Une question importante était sur toutes les lèvres. Le modèle du guide Michelin est-il éculé? Doit-il se renouveler? Ces dernières années, de nombreuses critiques ont ainsi frappé le guide. Dans une étude intitulée « Etoiles Michelin: quel impact économique et financier sur les restaurants? », datant de février 2017, le professeur d’économie et chercheur Olivier Gergaud affirmait que l’impact de la perte d’une étoile était bien plus fort que celui de son gain. Il confiait même à France Info TV que l’investissement « pour atteindre et surtout maintenir un standing digne des exigences implicites, mais bien réelles, du guide peut monter jusqu’à 1 million d’euros pour les deux ou trois étoiles ».

« Il y a dix ans de cela, obtenir un étoile Michelin était un véritable honneur. Mais dans le contexte économique actuel, c’est plus un cadeau empoisonné », confiait également la cheffe belge Karen Keygnaert à Munchies en 2017, alors qu’elle rendait l’étoile qui avait auréolé son restaurant brugeois A’Qi pendant 5 ans, avant l’ouverture d’une nouvelle adresse plus accessible dans la même ville.

En 2005, lorsqu’Alain Senderens fermait le Lucas Carton pour ouvrir un nouvel établissement moins cher, le Senderens, il confiait déjà au Figaro: « On change de société, il faut que le Michelin change aussi. Ce n’est pas parce qu’il y a un bouquet d’orchidées que l’assiette est meilleure. »

Le Michelin ne fait plus recettes

Le guide Michelin avait bien essayé de rajeunir son image, en rachetant 40% des parts du guide Le Fooding en septembre 2017. On avait pourtant un peu de mal à croire à ce mariage de raison entre deux guides que tout oppose. Le fondateur du Fooding, Alexandre Cammas, avait en effet clamé quelque temps auparavant dans les pages de Télérama, que le guide Michelin était en grande partie responsable du déclin de la gastronomie française à l’étranger… Lui qui a toujours plutôt misé sur la cuisine bistrotière plus accessible et plutôt parigot. Mais cette union était nécessaire pour faire face à d’autres prescripteurs désormais de poids, comme Trip Advisor – un mastodonte du genre, avec ses 315 millions visiteurs uniques – ou le très tendance classement du World’s 50 Best Restaurants.

Cette concurrence des réseaux sociaux, des guides d’utilisateurs en ligne (comme Yelp ou Trip Advisor) ou les blogs se fait cruellement sentir pour le Michelin. En 1989, le guide rouge annonçait fièrement avoir vendu 600.000 exemplaires. En 1996, 500.000 exemplaires.

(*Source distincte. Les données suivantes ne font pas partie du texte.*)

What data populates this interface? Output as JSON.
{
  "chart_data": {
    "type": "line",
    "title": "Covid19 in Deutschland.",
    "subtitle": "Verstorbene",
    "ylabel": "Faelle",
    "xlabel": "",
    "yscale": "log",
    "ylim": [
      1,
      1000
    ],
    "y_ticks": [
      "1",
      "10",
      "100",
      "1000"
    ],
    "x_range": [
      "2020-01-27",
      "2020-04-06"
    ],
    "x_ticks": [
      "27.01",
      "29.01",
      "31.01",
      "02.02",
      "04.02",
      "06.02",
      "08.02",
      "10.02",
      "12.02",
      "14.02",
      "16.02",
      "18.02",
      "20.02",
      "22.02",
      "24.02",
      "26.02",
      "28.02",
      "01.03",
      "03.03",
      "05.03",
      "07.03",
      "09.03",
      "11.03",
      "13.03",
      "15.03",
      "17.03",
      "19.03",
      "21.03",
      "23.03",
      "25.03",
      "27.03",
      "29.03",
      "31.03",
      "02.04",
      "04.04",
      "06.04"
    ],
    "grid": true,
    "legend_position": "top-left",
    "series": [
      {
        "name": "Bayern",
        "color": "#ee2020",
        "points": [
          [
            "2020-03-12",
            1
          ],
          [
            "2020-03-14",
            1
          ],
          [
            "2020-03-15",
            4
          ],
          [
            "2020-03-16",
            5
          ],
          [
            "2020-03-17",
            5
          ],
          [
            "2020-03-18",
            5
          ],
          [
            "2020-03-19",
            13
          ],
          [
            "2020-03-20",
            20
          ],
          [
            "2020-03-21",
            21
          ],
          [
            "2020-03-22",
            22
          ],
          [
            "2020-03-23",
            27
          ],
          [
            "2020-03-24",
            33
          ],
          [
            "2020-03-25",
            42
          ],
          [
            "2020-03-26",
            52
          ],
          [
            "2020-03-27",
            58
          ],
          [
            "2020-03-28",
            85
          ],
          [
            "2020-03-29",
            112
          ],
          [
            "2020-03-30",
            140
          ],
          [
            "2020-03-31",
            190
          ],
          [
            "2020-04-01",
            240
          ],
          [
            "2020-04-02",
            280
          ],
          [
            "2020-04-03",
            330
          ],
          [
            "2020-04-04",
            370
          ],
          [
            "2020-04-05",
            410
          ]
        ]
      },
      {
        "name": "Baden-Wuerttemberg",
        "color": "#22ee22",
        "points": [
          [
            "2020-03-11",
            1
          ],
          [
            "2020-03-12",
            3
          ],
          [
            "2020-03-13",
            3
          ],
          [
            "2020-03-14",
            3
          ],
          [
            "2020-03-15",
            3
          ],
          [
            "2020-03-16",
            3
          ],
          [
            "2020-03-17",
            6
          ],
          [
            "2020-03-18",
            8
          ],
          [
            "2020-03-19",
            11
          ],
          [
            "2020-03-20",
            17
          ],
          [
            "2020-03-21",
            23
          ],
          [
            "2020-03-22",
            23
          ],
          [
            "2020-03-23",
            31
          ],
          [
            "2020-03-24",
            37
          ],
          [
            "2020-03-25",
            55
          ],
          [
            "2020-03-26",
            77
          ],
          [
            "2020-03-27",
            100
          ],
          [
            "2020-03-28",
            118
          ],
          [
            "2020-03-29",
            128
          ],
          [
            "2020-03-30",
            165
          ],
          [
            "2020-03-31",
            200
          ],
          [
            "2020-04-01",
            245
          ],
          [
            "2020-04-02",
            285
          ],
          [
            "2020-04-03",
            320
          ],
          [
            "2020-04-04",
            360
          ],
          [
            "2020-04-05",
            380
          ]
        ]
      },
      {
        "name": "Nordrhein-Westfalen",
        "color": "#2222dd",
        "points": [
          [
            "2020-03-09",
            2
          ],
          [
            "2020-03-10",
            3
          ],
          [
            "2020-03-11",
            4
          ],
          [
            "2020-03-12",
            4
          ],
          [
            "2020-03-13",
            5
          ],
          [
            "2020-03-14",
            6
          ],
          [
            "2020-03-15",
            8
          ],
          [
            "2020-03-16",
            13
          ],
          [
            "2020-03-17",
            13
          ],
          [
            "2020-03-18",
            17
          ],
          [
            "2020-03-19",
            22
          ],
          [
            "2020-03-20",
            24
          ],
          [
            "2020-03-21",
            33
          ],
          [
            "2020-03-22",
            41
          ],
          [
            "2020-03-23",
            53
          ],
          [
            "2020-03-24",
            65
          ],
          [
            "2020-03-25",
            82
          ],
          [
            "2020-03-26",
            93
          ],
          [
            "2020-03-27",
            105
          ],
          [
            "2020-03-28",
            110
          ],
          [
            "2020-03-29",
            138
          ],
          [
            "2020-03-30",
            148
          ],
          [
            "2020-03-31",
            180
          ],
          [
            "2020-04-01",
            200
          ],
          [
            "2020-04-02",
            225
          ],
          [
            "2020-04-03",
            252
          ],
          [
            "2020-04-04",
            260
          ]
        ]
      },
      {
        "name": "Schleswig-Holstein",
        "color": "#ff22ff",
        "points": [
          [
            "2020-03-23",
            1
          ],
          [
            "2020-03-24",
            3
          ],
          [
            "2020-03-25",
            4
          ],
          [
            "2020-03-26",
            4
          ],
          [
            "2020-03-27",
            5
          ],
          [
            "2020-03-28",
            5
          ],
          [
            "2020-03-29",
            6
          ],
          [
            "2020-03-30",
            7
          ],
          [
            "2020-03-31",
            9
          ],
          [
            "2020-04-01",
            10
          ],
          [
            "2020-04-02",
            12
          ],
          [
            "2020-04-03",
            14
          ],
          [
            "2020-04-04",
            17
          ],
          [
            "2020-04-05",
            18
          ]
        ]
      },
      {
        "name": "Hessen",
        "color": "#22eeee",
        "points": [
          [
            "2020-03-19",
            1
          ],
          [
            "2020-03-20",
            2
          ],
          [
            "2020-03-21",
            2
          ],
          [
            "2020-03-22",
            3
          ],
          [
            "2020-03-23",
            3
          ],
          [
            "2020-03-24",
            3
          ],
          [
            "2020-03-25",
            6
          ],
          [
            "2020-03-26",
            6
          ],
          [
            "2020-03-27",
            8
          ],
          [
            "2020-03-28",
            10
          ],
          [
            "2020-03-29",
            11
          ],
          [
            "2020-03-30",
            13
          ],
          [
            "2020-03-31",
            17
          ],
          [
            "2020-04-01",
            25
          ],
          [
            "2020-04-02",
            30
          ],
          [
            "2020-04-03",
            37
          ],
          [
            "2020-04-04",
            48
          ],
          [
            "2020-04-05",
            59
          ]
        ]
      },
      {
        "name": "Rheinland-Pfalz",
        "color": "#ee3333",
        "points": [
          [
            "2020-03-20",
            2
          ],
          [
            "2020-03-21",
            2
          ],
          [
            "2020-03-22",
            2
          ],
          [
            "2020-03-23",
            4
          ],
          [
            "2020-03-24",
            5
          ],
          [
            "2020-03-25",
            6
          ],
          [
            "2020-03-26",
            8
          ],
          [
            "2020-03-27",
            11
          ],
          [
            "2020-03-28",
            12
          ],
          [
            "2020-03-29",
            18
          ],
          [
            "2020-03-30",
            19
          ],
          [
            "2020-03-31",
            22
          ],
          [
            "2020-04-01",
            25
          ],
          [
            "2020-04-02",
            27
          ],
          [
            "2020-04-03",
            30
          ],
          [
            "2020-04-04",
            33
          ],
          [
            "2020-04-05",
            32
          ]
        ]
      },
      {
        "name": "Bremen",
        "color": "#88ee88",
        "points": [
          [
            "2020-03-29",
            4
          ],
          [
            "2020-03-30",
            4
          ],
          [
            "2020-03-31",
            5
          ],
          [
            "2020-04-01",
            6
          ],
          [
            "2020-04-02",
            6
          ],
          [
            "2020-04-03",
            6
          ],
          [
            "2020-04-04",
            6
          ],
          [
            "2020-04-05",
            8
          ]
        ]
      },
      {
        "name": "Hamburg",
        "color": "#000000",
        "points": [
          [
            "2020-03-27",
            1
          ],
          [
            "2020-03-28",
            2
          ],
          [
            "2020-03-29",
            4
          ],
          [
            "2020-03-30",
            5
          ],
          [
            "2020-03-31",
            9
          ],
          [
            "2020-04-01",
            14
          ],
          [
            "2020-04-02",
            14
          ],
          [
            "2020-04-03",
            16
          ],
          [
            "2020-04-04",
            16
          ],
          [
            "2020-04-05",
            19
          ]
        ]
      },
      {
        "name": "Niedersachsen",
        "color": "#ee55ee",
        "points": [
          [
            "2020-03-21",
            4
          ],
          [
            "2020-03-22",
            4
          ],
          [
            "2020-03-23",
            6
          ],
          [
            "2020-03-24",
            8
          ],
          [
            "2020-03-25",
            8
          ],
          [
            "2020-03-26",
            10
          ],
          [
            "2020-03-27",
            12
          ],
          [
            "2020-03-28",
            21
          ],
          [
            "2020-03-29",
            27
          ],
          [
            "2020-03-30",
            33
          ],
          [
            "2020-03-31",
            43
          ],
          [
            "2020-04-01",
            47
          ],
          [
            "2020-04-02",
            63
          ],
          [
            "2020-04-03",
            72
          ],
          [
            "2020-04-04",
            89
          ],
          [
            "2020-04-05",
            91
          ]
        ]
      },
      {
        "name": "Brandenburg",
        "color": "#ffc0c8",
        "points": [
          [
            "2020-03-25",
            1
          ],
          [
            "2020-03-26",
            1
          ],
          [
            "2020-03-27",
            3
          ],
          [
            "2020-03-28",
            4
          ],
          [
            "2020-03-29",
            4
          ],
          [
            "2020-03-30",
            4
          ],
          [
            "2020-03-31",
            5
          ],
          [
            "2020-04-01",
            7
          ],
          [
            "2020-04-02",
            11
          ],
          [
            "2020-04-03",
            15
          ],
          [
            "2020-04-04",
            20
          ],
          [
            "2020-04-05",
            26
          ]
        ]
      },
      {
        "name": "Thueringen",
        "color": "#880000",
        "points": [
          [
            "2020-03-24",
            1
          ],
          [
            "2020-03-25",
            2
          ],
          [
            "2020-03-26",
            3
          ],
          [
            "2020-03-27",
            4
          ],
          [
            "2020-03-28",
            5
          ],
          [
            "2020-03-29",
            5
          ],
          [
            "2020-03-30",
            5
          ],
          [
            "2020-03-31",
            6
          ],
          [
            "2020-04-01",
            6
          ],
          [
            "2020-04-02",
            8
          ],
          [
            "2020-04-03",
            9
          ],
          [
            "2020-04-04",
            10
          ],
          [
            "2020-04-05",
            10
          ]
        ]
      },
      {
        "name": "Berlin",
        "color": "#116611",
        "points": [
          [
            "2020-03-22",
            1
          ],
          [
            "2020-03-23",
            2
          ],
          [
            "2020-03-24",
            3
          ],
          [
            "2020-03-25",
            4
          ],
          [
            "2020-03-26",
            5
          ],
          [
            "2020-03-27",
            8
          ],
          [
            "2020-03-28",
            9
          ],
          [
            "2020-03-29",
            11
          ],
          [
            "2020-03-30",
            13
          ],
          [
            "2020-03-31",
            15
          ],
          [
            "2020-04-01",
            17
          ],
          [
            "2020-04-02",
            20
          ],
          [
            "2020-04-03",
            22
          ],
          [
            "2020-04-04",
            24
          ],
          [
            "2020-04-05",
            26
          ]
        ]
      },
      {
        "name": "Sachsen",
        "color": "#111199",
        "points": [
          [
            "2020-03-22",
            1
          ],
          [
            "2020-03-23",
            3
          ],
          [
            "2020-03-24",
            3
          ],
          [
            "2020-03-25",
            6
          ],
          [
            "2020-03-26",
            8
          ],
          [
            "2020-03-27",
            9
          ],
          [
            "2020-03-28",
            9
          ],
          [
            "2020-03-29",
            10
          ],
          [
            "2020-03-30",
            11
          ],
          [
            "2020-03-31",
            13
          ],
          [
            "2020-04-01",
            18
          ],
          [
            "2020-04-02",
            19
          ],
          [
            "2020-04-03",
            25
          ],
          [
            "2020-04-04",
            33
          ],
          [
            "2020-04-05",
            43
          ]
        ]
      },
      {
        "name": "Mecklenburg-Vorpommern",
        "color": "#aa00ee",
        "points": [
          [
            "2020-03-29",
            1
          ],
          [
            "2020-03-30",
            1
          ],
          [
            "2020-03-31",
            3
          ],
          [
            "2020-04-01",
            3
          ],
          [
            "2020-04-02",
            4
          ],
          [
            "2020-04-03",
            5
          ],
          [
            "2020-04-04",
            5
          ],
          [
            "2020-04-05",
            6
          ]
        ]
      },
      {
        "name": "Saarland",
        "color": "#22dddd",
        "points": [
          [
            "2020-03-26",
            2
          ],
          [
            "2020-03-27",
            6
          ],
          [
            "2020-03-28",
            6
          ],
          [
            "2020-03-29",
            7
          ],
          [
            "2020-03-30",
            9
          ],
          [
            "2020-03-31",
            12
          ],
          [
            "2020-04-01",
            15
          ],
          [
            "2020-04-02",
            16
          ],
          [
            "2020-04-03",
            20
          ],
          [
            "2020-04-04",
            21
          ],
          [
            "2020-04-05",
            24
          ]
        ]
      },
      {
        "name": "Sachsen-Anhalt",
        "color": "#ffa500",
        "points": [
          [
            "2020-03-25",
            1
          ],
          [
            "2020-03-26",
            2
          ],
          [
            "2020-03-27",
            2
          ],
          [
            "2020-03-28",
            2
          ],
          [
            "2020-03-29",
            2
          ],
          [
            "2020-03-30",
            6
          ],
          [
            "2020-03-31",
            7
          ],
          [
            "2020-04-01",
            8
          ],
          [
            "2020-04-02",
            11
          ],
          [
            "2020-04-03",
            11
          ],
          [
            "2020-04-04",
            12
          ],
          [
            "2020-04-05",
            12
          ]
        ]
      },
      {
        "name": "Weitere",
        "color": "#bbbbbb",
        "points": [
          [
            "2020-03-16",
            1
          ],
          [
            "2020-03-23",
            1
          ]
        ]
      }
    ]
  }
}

Mais la situation a continué à se détériorer au fil du temps, jusqu’à atteindre 51 639 exemplaires seulement en 2017…

Perico Légasse. Photo Gala

Selon Périco Légasse, le guide Michelin aurait besoin de créer le buzz pour faire oublier ses résultats catastrophiques… Selon le virulent chroniqueur gastronomique: « La situation du guide est en effet dramatique avec un effondrement des ventes, aggravé par une série de départs à la direction, notamment celle de Michael Ellis, le dernier manager, embauché par un groupe hôtelier auquel il avait accordé plusieurs étoiles alors qu’il était en fonction. Visiblement, rien ne va plus chez Bibendum, qui a un urgent besoin de se refaire une santé. On recourt dans ce cas à la méthode habituelle, couper des têtes pour faire du buzz, histoire de faire parler de soi dans la presse. Et plus on tape fort, notamment sur les grands, plus la probabilité est forte de défrayer la chronique. »

Le critique gastronomique Gilles Pudlowsky (photo), du Guide Pudlo, n’hésite pas non plus à parler du nouveau directeur international Gwendal Poullennec comme d’un « coupeur de têtes ». L’Alsacien déplore la décision injuste de rétrograder « L’Auberge de l’Ill » et constate avec malice que beaucoup des nouveaux restaurants primés portent la patte du Fooding, comme Abri, Racines, Tommy & Co ou Virtus à Paris.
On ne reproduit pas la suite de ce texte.